BFMTV

Quelles suites pour le mouvement des gilets jaunes?

Au lendemain d'une grande journée de mobilisation, notamment à Paris où le cortège a sombré dans la violence, les gilets jaunes poursuivent les actions localement. Et se désolidarisent des casseurs.

Pavés arrachés, vitrines explosées: la manifestation des "gilets jaunes" samedi sur les Champs-Elysées a sombré dans la violence. Au total, 103 personnes ont été interpellées à Paris selon un nouveau bilan de la préfecture. Dans toute la France, ce sont 106.301 manifestants qui ont été recensés contre 282.710 samedi dernier à la même heure, selon Christophe Castaner qui décrit un "fort affaiblissement de la mobilisation".

Ce dimanche matin, certains gilets jaunes poursuivaient pourtant la lutte sur les barrages. Avec une motivation intacte et partout, le même message de condamnation des violences de la veille.
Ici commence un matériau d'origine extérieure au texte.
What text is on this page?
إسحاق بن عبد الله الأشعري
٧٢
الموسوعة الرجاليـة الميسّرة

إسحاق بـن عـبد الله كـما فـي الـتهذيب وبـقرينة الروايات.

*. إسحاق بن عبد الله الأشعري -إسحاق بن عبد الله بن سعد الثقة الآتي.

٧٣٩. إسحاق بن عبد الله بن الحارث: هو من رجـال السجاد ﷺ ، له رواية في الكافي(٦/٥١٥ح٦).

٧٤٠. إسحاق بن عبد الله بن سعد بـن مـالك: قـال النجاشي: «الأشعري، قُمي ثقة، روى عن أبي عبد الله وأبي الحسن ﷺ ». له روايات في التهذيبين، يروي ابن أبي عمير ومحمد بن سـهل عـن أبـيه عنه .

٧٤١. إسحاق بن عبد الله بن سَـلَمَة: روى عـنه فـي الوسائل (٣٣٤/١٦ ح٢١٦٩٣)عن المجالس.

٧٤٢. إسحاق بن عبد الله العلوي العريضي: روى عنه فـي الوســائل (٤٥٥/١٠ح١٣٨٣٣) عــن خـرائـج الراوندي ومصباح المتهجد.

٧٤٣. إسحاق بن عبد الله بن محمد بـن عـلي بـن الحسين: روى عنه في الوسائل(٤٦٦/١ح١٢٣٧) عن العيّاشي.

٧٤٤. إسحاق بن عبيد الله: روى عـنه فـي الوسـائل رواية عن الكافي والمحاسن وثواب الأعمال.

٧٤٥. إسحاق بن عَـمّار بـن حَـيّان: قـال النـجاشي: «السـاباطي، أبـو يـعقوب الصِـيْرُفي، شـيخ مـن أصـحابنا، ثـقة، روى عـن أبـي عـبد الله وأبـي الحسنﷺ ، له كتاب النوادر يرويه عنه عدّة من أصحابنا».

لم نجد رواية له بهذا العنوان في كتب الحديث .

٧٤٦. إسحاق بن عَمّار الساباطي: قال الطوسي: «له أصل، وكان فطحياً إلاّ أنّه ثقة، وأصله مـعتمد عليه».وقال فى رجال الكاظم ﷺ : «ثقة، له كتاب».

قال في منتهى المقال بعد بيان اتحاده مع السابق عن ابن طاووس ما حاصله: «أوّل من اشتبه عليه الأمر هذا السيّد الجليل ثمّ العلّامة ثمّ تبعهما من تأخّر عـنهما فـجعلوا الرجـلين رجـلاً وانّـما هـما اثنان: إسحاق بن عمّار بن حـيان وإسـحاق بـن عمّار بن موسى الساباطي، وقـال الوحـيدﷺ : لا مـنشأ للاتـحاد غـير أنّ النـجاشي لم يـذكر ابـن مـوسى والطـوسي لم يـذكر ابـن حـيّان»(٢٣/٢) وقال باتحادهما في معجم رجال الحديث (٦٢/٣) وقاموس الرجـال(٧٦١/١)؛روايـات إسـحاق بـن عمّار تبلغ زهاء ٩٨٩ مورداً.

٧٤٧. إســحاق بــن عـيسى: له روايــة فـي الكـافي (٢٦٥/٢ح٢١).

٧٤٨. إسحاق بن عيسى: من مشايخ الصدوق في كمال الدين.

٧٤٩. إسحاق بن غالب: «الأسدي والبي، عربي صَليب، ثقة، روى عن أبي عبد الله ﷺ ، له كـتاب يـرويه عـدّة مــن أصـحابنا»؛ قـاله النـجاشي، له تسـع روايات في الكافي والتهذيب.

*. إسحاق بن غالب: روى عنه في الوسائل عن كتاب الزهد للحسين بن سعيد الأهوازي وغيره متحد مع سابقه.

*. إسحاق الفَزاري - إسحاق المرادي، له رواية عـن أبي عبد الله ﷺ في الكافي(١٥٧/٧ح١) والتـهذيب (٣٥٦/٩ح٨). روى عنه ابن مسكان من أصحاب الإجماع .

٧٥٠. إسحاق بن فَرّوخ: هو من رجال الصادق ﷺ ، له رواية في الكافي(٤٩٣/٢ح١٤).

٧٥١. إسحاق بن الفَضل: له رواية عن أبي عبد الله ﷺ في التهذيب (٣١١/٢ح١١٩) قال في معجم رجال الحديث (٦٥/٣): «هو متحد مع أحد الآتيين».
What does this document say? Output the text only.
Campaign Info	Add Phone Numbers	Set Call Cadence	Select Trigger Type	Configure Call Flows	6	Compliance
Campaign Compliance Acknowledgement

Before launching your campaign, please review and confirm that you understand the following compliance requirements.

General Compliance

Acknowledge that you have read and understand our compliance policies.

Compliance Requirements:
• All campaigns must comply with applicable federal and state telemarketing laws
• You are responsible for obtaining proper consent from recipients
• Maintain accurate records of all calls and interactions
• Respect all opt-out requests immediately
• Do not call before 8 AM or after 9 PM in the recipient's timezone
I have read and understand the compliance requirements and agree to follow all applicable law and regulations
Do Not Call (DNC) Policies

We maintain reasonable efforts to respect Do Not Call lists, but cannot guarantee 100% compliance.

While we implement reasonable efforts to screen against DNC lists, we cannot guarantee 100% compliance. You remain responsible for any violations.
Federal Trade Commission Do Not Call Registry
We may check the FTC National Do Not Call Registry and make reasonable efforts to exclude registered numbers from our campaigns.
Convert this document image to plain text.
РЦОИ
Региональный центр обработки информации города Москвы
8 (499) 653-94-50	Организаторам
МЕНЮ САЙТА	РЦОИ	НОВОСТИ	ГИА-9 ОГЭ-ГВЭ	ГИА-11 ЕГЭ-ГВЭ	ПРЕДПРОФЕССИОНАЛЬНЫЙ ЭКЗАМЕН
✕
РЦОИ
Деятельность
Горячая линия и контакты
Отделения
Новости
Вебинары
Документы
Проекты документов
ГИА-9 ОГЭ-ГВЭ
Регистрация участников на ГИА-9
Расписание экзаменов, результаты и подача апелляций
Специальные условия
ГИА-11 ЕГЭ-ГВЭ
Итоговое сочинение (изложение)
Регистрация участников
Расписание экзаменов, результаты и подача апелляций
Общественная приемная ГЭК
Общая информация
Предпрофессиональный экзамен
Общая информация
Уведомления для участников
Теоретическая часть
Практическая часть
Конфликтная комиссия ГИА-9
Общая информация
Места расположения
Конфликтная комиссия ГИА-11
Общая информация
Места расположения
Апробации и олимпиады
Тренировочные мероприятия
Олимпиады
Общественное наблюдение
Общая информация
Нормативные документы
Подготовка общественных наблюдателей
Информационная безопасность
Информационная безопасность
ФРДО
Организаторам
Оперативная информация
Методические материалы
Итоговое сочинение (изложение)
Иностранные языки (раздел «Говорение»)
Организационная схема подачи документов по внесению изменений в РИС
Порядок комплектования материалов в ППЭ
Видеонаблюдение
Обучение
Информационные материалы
Sur le rond-point de Villars, dans la Loire, des dizaines de personnes se sont retrouvées pour un neuvième jour de mobilisation consécutif. Certains ont même passé la nuit sur place dans un campement improvisé. Dans une ambiance bon enfant: les manifestants restent pour l'heure en dehors du trafic pour éviter tout blocage et se contentent de distribuer des tracts. Un calme qui tranche avec les scènes de chaos de la veille. 

"On ne lâche pas"

Sur l'autoroute A7, à Orange, dans le Vaucluse, la détermination est la même. Un barrage orchestré par une dizaine de gilets jaunes empêche toujours le passage des véhicules, le tout dans une ambiance là aussi plutôt sereine.

Ici le message est clair: Emmanuel Macron doit démissionner. "On est là pour ça et on ne lâchera pas. Il peut y avoir du vent, du brouillard, on ne lâchera pas", déclare Sébastien, qui porte le gilet jaune. 

"On a élu un président pour qu'il nous représente or il ne nous représente plus, il n'écoute pas le peuple" confie Louis, le porte-parole des manifestants d'Orange.

300 personnes sont attendues pour prêter main forte aux manifestants dans la journée. 

Quelles réponses de l'exécutif?

De son côté, le gouvernement, confronté à une grogne qui ne semble pas s'apaiser, tente de montrer que le message est passé. Emmanuel Macron va lancer dès mardi un Haut conseil pour le climat afin de clarifier la politique énergétique de l'exécutif. Pas sûr que cela suffise.

"On voit bien que les revendications des gilets jaunes sont beaucoup plus larges: on nous parle des retraites, on nous parle du pouvoir d'achat en général, certains réclament la destitution du président. Apporter des réponses sur le terrain de la fiscalité écologique, on doute que cela suffise", résume Thierry Arnaud, éditorialiste BFMTV.